Gradient PCR Machines

Master Cycler, Eppendorf, New York, USA

Veriti , Applied Biosystem, USA

Polymerase chain reaction (PCR) is a method that allows exponential amplification of short DNA sequences. It involves the use of 2 primers, each about 20 nucleotides in length that are complementary to a defined sequence on each of the two strands of the DNA to be amplified. First, 1 double stranded is denatured to 2 single strand DNAs. The primers bind to the single strand DNAs and the DNA polymerase makes a complementary strand to convert the single strand DNA to double strand DNA. Now 1 double strand DNA has becomes 2. This completes one cycle. In the next cycle, the 2 double strand DNAs are denatured to 4 single strand DNAs and all the 4 of them are converted to double strand DNAs. Likewise, in 30 cycles that takes about 2 hours, 1073741824(=2³⁰) double strand DNA molecules can be from single DNA molecules.

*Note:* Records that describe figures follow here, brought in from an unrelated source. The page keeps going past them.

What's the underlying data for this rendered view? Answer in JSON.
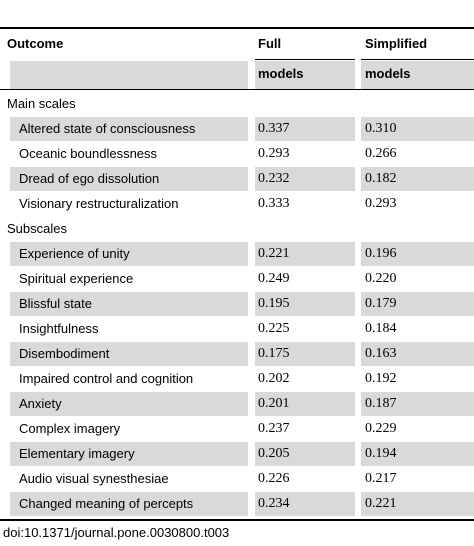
{
  "header": {
    "outcome": "Outcome",
    "col1_line1": "Full",
    "col1_line2": "models",
    "col2_line1": "Simplified",
    "col2_line2": "models"
  },
  "sections": [
    {
      "title": "Main scales",
      "rows": [
        {
          "label": "Altered state of consciousness",
          "full": "0.337",
          "simplified": "0.310"
        },
        {
          "label": "Oceanic boundlessness",
          "full": "0.293",
          "simplified": "0.266"
        },
        {
          "label": "Dread of ego dissolution",
          "full": "0.232",
          "simplified": "0.182"
        },
        {
          "label": "Visionary restructuralization",
          "full": "0.333",
          "simplified": "0.293"
        }
      ]
    },
    {
      "title": "Subscales",
      "rows": [
        {
          "label": "Experience of unity",
          "full": "0.221",
          "simplified": "0.196"
        },
        {
          "label": "Spiritual experience",
          "full": "0.249",
          "simplified": "0.220"
        },
        {
          "label": "Blissful state",
          "full": "0.195",
          "simplified": "0.179"
        },
        {
          "label": "Insightfulness",
          "full": "0.225",
          "simplified": "0.184"
        },
        {
          "label": "Disembodiment",
          "full": "0.175",
          "simplified": "0.163"
        },
        {
          "label": "Impaired control and cognition",
          "full": "0.202",
          "simplified": "0.192"
        },
        {
          "label": "Anxiety",
          "full": "0.201",
          "simplified": "0.187"
        },
        {
          "label": "Complex imagery",
          "full": "0.237",
          "simplified": "0.229"
        },
        {
          "label": "Elementary imagery",
          "full": "0.205",
          "simplified": "0.194"
        },
        {
          "label": "Audio visual synesthesiae",
          "full": "0.226",
          "simplified": "0.217"
        },
        {
          "label": "Changed meaning of percepts",
          "full": "0.234",
          "simplified": "0.221"
        }
      ]
    }
  ],
  "doi": "doi:10.1371/journal.pone.0030800.t003"
}
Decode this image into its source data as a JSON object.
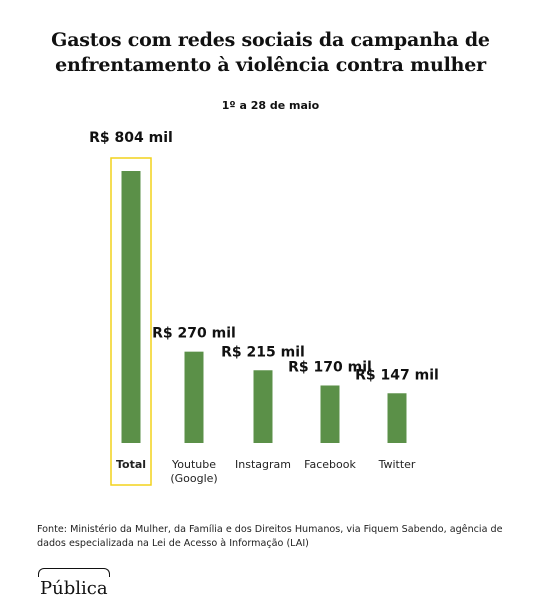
{
  "chart_data": {
    "type": "bar",
    "title": "Gastos com redes sociais da campanha de enfrentamento à violência contra mulher",
    "subtitle": "1º a 28 de maio",
    "categories": [
      "Total",
      "Youtube (Google)",
      "Instagram",
      "Facebook",
      "Twitter"
    ],
    "category_lines": [
      [
        "Total"
      ],
      [
        "Youtube",
        "(Google)"
      ],
      [
        "Instagram"
      ],
      [
        "Facebook"
      ],
      [
        "Twitter"
      ]
    ],
    "values": [
      804,
      270,
      215,
      170,
      147
    ],
    "value_labels": [
      "R$ 804 mil",
      "R$ 270 mil",
      "R$ 215 mil",
      "R$ 170 mil",
      "R$ 147 mil"
    ],
    "unit": "mil R$",
    "highlight": "Total",
    "bar_color": "#5b9048",
    "highlight_border_color": "#f2d21b",
    "ylim": [
      0,
      804
    ]
  },
  "source": "Fonte: Ministério da Mulher, da Família e dos Direitos Humanos, via Fiquem Sabendo, agência de dados especializada na Lei de Acesso à Informação (LAI)",
  "logo": "Pública"
}
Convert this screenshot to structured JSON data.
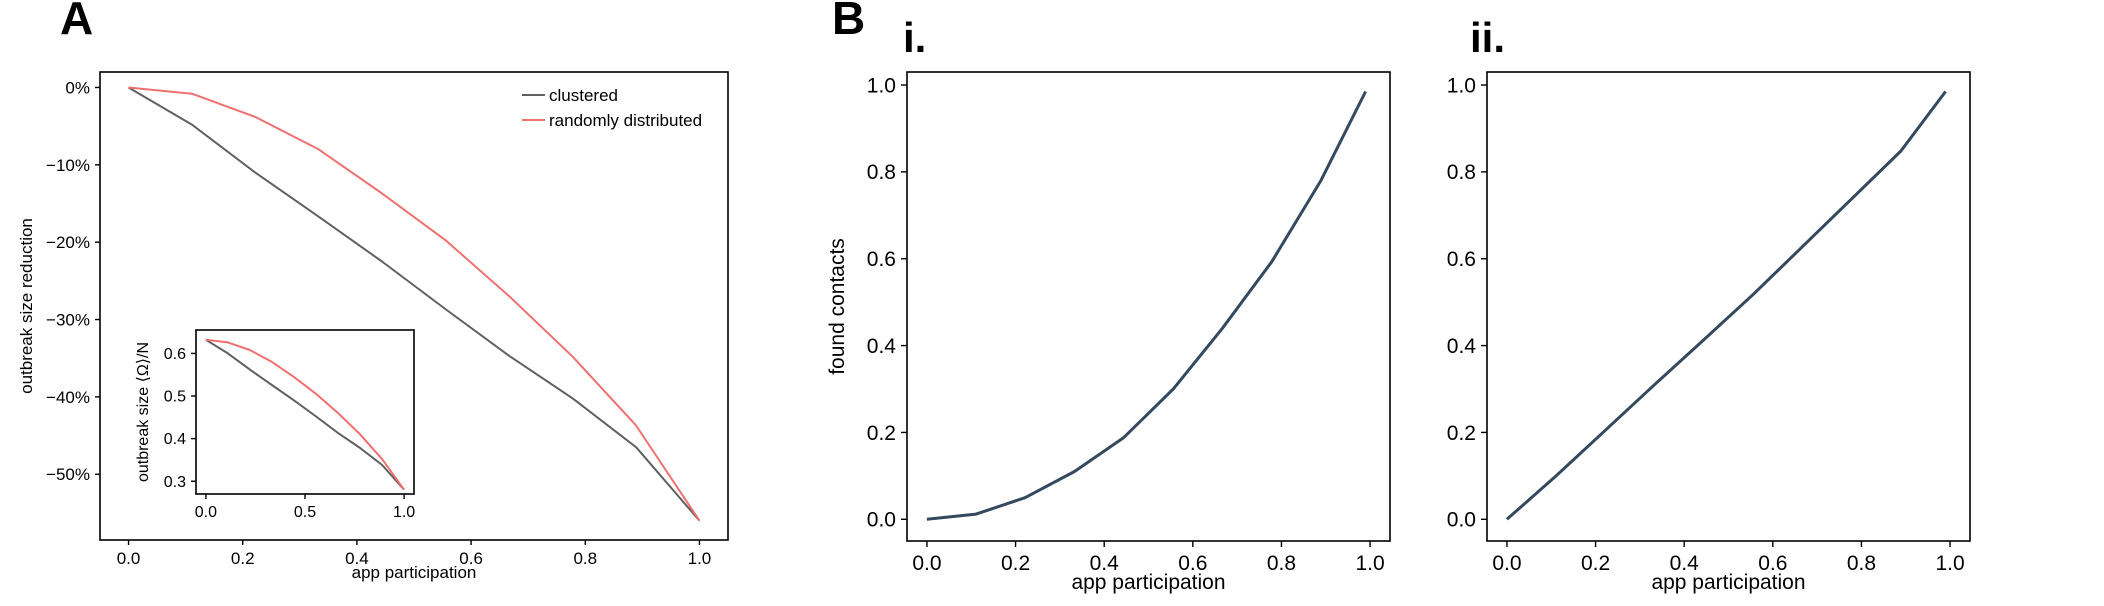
{
  "panel_letters": {
    "a": "A",
    "b": "B"
  },
  "subpanel_labels": {
    "i": "i.",
    "ii": "ii."
  },
  "colors": {
    "clustered": "#606060",
    "random": "#f07070",
    "blue": "#34495e",
    "axis": "#000000"
  },
  "chart_data": [
    {
      "id": "A-main",
      "type": "line",
      "xlabel": "app participation",
      "ylabel": "outbreak size reduction",
      "xlim": [
        -0.05,
        1.05
      ],
      "ylim": [
        -0.585,
        0.02
      ],
      "xticks": [
        0.0,
        0.2,
        0.4,
        0.6,
        0.8,
        1.0
      ],
      "xticklabels": [
        "0.0",
        "0.2",
        "0.4",
        "0.6",
        "0.8",
        "1.0"
      ],
      "yticks": [
        0.0,
        -0.1,
        -0.2,
        -0.3,
        -0.4,
        -0.5
      ],
      "yticklabels": [
        "0%",
        "−10%",
        "−20%",
        "−30%",
        "−40%",
        "−50%"
      ],
      "legend_position": "top-right",
      "series": [
        {
          "name": "clustered",
          "color_key": "clustered",
          "x": [
            0.0,
            0.111,
            0.222,
            0.333,
            0.444,
            0.556,
            0.667,
            0.778,
            0.889,
            1.0
          ],
          "y": [
            0.0,
            -0.048,
            -0.11,
            -0.167,
            -0.225,
            -0.287,
            -0.347,
            -0.402,
            -0.465,
            -0.56
          ]
        },
        {
          "name": "randomly distributed",
          "color_key": "random",
          "x": [
            0.0,
            0.111,
            0.222,
            0.333,
            0.444,
            0.556,
            0.667,
            0.778,
            0.889,
            1.0
          ],
          "y": [
            0.0,
            -0.008,
            -0.038,
            -0.08,
            -0.137,
            -0.198,
            -0.27,
            -0.348,
            -0.437,
            -0.56
          ]
        }
      ]
    },
    {
      "id": "A-inset",
      "type": "line",
      "xlabel": "",
      "ylabel": "outbreak size ⟨Ω⟩/N",
      "xlim": [
        -0.05,
        1.05
      ],
      "ylim": [
        0.27,
        0.655
      ],
      "xticks": [
        0.0,
        0.5,
        1.0
      ],
      "xticklabels": [
        "0.0",
        "0.5",
        "1.0"
      ],
      "yticks": [
        0.3,
        0.4,
        0.5,
        0.6
      ],
      "yticklabels": [
        "0.3",
        "0.4",
        "0.5",
        "0.6"
      ],
      "series": [
        {
          "color_key": "clustered",
          "x": [
            0.0,
            0.111,
            0.222,
            0.333,
            0.444,
            0.556,
            0.667,
            0.778,
            0.889,
            1.0
          ],
          "y": [
            0.632,
            0.6,
            0.562,
            0.526,
            0.49,
            0.452,
            0.413,
            0.378,
            0.338,
            0.28
          ]
        },
        {
          "color_key": "random",
          "x": [
            0.0,
            0.111,
            0.222,
            0.333,
            0.444,
            0.556,
            0.667,
            0.778,
            0.889,
            1.0
          ],
          "y": [
            0.632,
            0.626,
            0.608,
            0.58,
            0.545,
            0.505,
            0.46,
            0.41,
            0.352,
            0.28
          ]
        }
      ]
    },
    {
      "id": "B-i",
      "type": "line",
      "xlabel": "app participation",
      "ylabel": "found contacts",
      "xlim": [
        -0.045,
        1.045
      ],
      "ylim": [
        -0.05,
        1.03
      ],
      "xticks": [
        0.0,
        0.2,
        0.4,
        0.6,
        0.8,
        1.0
      ],
      "xticklabels": [
        "0.0",
        "0.2",
        "0.4",
        "0.6",
        "0.8",
        "1.0"
      ],
      "yticks": [
        0.0,
        0.2,
        0.4,
        0.6,
        0.8,
        1.0
      ],
      "yticklabels": [
        "0.0",
        "0.2",
        "0.4",
        "0.6",
        "0.8",
        "1.0"
      ],
      "series": [
        {
          "color_key": "blue",
          "x": [
            0.0,
            0.111,
            0.222,
            0.333,
            0.444,
            0.556,
            0.667,
            0.778,
            0.889,
            0.99
          ],
          "y": [
            0.0,
            0.012,
            0.05,
            0.11,
            0.188,
            0.3,
            0.44,
            0.593,
            0.78,
            0.985
          ]
        }
      ]
    },
    {
      "id": "B-ii",
      "type": "line",
      "xlabel": "app participation",
      "ylabel": "",
      "xlim": [
        -0.045,
        1.045
      ],
      "ylim": [
        -0.05,
        1.03
      ],
      "xticks": [
        0.0,
        0.2,
        0.4,
        0.6,
        0.8,
        1.0
      ],
      "xticklabels": [
        "0.0",
        "0.2",
        "0.4",
        "0.6",
        "0.8",
        "1.0"
      ],
      "yticks": [
        0.0,
        0.2,
        0.4,
        0.6,
        0.8,
        1.0
      ],
      "yticklabels": [
        "0.0",
        "0.2",
        "0.4",
        "0.6",
        "0.8",
        "1.0"
      ],
      "series": [
        {
          "color_key": "blue",
          "x": [
            0.0,
            0.111,
            0.222,
            0.333,
            0.444,
            0.556,
            0.667,
            0.778,
            0.889,
            0.99
          ],
          "y": [
            0.0,
            0.1,
            0.205,
            0.31,
            0.413,
            0.518,
            0.628,
            0.738,
            0.848,
            0.985
          ]
        }
      ]
    }
  ]
}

For doing PCR, the test tube containing the reaction components are kept at 95C for 1 min for denaturation of the template DNA, at variable temperatures for 1 min for annealing of the primers, and at 72C for 2 min for new strand synthesis. The annealing temperature is variable depending on the primers used for the particular PCR and each PCR would require empirical standardization of this temperature. In normal PCR machine, only one annealing temperature can be used at a time. So if 8 temperatures are to be tried the PCR should be done 8 times!. This will not only take time but can also introduce human errors between the runs. Using gradient PCR machine, different reactions with different annealing temperatures can be performed at one time and the conditions can be optimized quickly and reliably.